On n'est nulle part moins en sécurité que dans un temple, un lieu complètement ouvert où se croisent les entités venues de l'espace et celles qui remontent des profondeurs de la terre et de notre psychisme.
Le Couloir Mystérieux autour du sanctuaire est le lieu de toutes les surprises. Des métamorphoses s'y opèrent dans le microcosme et le macrocosme. Pas de formes fixes mais une succession de stupeurs. Les gardiens sont féroces, ne tolèrent aucun manquement au protocole.
Un cartographe ne peut fixer les contours de ce couloir. Seul un Mage peut identifier les repères qui se déplacent en continu.
A la 5e heure de la nuit - 23 heures - des rumeurs répandues par les ennemis du dieu circulent dans le temple, annonçant l'arrivée prochaine des profanateurs barbares dont la présence souille les lieux. Un prêtre peut les repousser avec un sceptre en or ou en lâchant à leurs trousses les Patèques de Memphis.
Sur les toits se posent des oiseaux, les Baou des anciens desservants et des Mystes qui, au terme d'un long processus sont devenus partie intégrante du temple. A l'instant où le jour se verse dans la nuit, ils traversent les dalles et viennent se poser dans la chapelle de l'Androgyne au sol couvert de lapis lazuli.

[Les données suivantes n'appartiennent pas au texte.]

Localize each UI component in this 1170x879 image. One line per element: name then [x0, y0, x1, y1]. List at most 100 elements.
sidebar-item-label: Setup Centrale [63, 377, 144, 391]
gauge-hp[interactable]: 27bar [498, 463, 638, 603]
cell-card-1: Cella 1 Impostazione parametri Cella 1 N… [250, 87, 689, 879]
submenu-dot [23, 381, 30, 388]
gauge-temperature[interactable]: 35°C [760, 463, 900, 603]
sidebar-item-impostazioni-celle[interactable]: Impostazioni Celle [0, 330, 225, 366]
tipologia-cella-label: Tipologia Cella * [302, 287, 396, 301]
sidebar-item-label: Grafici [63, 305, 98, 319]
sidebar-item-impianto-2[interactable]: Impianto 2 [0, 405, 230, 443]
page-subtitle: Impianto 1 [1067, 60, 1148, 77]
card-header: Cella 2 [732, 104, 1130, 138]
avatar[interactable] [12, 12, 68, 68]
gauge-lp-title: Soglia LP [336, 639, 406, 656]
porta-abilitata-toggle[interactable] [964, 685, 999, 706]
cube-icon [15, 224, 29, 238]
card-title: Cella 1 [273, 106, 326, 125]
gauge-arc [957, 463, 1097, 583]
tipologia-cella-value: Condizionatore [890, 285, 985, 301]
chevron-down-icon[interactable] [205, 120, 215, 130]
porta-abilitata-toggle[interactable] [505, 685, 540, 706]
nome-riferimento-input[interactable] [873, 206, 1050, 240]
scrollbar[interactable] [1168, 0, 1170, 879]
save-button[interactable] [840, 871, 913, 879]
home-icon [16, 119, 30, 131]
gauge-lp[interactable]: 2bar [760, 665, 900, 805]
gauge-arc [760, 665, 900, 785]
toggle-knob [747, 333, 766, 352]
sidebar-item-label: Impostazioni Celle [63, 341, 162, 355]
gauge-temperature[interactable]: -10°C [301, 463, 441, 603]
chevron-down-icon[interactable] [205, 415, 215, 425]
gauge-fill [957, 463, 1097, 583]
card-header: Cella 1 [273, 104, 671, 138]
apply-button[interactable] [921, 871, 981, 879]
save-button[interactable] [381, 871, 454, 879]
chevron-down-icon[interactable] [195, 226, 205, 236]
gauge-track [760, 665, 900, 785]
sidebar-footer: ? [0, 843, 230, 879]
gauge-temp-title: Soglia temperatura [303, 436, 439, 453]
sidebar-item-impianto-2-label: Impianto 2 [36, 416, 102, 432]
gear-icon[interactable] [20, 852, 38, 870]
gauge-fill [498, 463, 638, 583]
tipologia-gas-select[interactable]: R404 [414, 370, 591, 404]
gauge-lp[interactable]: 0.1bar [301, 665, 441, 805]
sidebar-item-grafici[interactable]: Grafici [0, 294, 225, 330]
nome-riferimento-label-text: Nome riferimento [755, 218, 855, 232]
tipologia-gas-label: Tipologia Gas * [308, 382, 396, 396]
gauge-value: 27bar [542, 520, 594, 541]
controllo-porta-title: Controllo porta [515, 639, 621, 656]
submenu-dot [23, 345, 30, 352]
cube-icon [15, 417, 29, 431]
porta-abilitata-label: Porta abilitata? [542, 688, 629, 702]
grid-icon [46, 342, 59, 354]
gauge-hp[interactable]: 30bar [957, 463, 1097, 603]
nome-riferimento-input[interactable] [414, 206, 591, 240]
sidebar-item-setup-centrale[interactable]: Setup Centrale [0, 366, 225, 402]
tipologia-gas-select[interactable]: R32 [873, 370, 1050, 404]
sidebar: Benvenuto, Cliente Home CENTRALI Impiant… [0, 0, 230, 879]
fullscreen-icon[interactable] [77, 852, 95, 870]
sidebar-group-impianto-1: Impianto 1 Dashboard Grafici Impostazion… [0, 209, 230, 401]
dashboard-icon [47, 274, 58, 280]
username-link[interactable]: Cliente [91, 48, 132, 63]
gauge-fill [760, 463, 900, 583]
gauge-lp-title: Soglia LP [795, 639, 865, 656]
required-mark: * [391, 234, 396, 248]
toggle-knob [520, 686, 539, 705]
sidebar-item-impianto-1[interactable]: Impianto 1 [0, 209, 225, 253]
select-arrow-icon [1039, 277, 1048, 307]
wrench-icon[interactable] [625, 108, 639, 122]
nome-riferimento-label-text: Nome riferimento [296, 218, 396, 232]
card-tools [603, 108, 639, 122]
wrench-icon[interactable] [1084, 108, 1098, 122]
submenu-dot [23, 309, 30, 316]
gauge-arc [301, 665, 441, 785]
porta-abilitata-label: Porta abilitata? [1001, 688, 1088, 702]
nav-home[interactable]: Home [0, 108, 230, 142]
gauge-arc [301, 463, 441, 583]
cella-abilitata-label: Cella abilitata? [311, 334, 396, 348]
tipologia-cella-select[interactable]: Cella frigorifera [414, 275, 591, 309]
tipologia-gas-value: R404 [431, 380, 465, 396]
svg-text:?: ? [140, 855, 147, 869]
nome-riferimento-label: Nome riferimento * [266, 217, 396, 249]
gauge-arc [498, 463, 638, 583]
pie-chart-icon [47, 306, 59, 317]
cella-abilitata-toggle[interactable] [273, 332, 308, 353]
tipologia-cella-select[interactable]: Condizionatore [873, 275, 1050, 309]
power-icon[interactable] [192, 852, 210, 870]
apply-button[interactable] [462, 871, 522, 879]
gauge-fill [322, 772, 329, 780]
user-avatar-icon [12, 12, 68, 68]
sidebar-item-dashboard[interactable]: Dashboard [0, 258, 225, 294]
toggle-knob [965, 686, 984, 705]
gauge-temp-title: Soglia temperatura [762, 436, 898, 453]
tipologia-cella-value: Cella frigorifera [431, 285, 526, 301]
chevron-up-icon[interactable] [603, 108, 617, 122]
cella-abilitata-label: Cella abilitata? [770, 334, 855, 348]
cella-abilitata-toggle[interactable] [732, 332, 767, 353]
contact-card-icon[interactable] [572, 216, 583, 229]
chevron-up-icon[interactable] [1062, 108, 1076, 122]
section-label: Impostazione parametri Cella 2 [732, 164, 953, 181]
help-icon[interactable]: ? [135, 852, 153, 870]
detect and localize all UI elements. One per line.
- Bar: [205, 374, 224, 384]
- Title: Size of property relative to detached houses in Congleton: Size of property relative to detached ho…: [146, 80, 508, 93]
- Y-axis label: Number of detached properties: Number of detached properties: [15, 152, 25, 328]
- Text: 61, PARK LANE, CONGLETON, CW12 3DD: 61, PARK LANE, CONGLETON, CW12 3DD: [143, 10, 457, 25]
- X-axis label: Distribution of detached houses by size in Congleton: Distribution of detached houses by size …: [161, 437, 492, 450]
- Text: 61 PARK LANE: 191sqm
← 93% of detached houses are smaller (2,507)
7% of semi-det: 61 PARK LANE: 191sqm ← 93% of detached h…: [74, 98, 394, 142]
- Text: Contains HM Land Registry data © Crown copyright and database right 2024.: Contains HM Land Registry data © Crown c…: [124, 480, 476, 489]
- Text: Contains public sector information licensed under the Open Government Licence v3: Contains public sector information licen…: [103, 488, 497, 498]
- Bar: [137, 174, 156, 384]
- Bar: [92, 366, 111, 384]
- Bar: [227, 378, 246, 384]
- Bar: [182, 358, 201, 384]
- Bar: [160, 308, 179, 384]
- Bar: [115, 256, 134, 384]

Dans le temple sont archivés nos moments de bonheur, nos ardeurs, nos doutes et nos chagrins, nos espoirs les plus fous et ces incertitudes donnant la force de marcher sur la tête, de traverser des barrières de flammes, de nager dans le Noun.
Dans un sanctuaire osirien très secret, isolé aux confins du monde, existe une Chambre du Noun où s'engouffrent tous les possibles, les désirs inaccomplis et ceux qui présagent des étapes harassantes. Ce Noun en concentration extrême dans une chapelle rectangulaire nous donne l'opportunité de revenir à la Première Fois. Le temple est une île au-dessus des eaux de l'Océan Primordial. Les Veilleurs le surveillent mais n'empêchent personne de traverser les frontières invisibles.
Il est recommandé de traverser le temple le plus lentement possible en prenant soin de ne pas s'arrêter sur les Seuils où les Phénix entrent en combustion.
Le silence reste la seule alternative envisageable.
Et si le temple n'existait que par la seule volonté de ceux qui, depuis des millénaires, ne l'oublient pas et viennent y célébrer des rites...
Je ne vais pas aller par quatre chemins. Le Temple intérieur tel que tu le présentes doit à tout le moins suggérer la vision métaphysique qu'avaient les anciens égyptiens notamment. Pour les voyageurs en Egypte, une déambulation où le curiosité fait place à la méditation dans le silence intérieur qui met en évidence la valeur des notes ondulatoires de notre harmonie spirituelle en cours d’élaboration; sans cesse en édification, sans cesse en restructuration.
Ce Silence métaphysique est insaisissable. Nous pourrions dire que le Temple est un catalyseur.